General Usage of Quest

From csml-wiki.northwestern.edu
Jump to navigation Jump to search
  • Login
    ssh [netid]@quest.it.northwestern.edu    
    

    where [netid] is your NETID. The first time you login, it will ask you to enter file in which to save the key and then to enter passphrase twice. Just press "enter" for these three questions and you should be able to login successfully.

    Our group folder is located in /projects/b1011/luijten-group

  • Example of job.mbs file
    # ### AUTOMATICALLY GENERATED BATCH FILE
    #MOAB -q [queue_name]
    #MOAB -A b1011
    #MOAB -l walltime=[dd:hh:mm:ss]
    
    # ###name of job
    #MOAB -N [name_of_job]
    
    # ### mail for begin/end/abort
    #MOAB -m ea
    #MOAB -M [email_address]                                                                                                      
    
    # ### number of nodes and processors per node
    #MOAB -l nodes=2:ppn=6
    
    # ### indicates that job should not rerun if it fails
    #MOAB -r n
    
    # ### stdout and stderr merged as stderr
    #MOAB -j eo
    
    # ### write stderr to file
    #MOAB -e log.err
    
    # ### the shell that interprets the job script
    #MOAB -S /bin/bash
    
    module load [module]
    cd /projects/b1011/luijten-group/[job_location]
    time mpirun -np 12  [directory_name]/[lammps_version] -in input.dat
    
    if [ $? -eq 0 ] ; then
    touch COMPLETED
    fi   
    

    [queue_name] There are two options for queue name: collab or collab-preempt. Both of them have startup priority of 5000. Collab has maximum cores of 262 and maximum walltime of 7 days. There is no resource restrictions for collab-preempt, but note that queues ending in ‘-preempt’ contain jobs that can be interrupted and re-queued by jobs from a higher priority queue.
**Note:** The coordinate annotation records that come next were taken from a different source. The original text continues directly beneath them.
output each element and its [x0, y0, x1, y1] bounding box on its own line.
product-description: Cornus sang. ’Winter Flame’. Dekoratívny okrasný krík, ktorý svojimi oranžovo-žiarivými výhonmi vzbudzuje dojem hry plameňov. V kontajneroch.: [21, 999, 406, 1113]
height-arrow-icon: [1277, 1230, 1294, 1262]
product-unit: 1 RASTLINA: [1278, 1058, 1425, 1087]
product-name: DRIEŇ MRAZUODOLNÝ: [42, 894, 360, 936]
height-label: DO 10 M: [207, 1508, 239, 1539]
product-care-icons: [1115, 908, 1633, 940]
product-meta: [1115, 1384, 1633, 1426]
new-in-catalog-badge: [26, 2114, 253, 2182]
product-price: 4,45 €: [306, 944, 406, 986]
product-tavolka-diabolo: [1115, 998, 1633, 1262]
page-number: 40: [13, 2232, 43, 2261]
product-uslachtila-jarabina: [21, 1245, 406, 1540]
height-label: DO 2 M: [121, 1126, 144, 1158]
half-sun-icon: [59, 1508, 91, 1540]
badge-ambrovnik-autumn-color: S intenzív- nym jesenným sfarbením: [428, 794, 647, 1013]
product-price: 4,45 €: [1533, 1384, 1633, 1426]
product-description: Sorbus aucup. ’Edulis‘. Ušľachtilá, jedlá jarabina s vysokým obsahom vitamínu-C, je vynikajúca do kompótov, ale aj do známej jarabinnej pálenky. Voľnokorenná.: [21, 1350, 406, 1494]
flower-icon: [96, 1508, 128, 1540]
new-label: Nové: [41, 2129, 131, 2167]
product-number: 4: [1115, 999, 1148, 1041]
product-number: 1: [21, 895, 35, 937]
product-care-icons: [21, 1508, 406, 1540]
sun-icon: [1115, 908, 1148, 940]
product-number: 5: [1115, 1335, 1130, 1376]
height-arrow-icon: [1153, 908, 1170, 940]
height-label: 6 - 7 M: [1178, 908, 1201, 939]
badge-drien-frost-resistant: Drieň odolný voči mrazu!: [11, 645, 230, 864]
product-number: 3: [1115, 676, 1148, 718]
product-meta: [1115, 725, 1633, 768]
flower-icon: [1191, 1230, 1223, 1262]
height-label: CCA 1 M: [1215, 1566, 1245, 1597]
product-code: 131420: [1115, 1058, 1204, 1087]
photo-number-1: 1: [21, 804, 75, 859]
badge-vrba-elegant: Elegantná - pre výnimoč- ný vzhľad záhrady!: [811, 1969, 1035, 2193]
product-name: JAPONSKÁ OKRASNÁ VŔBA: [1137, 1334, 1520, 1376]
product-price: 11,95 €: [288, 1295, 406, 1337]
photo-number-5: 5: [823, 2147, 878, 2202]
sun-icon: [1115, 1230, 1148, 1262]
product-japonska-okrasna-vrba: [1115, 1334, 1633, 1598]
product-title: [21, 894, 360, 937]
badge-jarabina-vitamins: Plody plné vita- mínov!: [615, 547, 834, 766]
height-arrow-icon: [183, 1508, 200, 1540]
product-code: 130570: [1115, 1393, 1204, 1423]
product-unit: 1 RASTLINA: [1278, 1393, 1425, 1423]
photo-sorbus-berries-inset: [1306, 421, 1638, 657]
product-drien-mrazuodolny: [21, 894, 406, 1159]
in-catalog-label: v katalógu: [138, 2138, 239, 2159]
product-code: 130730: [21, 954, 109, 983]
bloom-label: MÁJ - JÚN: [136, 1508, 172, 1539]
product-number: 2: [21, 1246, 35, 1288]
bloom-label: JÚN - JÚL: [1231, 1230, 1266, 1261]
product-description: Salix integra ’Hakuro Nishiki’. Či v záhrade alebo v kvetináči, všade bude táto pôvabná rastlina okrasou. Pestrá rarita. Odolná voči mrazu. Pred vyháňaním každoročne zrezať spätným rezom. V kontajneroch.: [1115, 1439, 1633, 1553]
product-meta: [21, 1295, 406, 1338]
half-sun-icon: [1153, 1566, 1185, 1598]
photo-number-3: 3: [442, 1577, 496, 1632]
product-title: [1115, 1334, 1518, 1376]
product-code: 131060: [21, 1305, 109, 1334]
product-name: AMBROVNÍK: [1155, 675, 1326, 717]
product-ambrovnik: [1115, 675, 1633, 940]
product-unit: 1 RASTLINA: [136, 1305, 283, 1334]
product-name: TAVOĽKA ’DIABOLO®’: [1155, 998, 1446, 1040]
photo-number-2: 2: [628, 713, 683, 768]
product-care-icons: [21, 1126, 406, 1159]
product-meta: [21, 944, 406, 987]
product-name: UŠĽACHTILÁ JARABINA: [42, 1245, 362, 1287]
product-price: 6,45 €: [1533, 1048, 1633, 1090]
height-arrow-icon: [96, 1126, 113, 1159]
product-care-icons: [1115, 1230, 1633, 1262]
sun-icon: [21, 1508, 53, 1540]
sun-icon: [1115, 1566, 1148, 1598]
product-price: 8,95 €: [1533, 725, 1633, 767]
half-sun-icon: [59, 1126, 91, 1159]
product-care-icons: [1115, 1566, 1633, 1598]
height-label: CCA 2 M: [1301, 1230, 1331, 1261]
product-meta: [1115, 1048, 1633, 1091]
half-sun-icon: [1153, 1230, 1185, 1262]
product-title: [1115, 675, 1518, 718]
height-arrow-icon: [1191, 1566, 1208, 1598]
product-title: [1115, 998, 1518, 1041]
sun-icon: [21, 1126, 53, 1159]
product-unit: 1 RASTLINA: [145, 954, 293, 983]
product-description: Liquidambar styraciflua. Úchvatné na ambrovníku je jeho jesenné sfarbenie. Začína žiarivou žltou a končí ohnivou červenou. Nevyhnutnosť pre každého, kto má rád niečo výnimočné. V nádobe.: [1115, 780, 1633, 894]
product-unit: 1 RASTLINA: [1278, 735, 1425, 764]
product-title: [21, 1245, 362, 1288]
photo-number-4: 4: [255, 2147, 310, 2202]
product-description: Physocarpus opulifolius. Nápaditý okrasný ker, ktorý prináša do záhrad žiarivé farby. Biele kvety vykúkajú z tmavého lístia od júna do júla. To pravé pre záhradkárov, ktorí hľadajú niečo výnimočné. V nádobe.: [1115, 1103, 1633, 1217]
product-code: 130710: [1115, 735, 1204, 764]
    [dd:hh:mm:ss] This is the maximum allowed running time for your job. dd: days; hh: hours; mm: minutes; ss: seconds.

    [name_of_job] This is the name of your job that will be showed in the queue.

    [email_address] This is the email address you used to receive the system notice when job begins, aborted or ended.

    [module] Load a module. For mpirun this would be the module mpi. For full list of available modules run module available from the command line.

    [job_location] This is the address of the folder where your input file is located.

    [directory_name] This is the address of the lammps executable.

    [lammps_version] This is the build of lammps you want to run. Must be in [directory_name].

  • Submit jobs
    msub job.mbs
    
  • Cancel jobs
    canceljob [job_number]
    canceljob `seq [first_job_number] [last_job_number]`
    
  • Check job status
    showq
    

    show all jobs

    showq -r
    

    show running jobs

    showq -i
    

    show idle jobs

    showq -w user=[netid]
    

    show jobs belonging to the user specified, where [netid] is your NETID.

    showq -w acct=[account number]
    

    show jobs belonging to the account specified. Grail allocation account number: b1011; CCTSM allocation account number: b1023; ESAM allocation account number: b1020.

    qstat 
    

    show your own jobs

    checkjob [job_ID] 
    

    This command displays detailed information about a submitted job’s status and diagnostic information that can be useful for troubleshooting submission issues. It can also be used to obtain useful information about completed jobs such as the allocated nodes, resources used, and exit codes. NUIT recommends using the flag ‘–vvv’ or ‘–v –v –v’ to gather additional diagnostic information.

    mjobctl -m partition=<partition name> <job number>
    

    This command specifies a partition for a job which is already in the queue. This can be useful if you forget to specify a particular partition in the batch file (or if you want to change the partition, for example from quest3 to quest4), as it allows you to do so without having to delete and resubmit the jobs.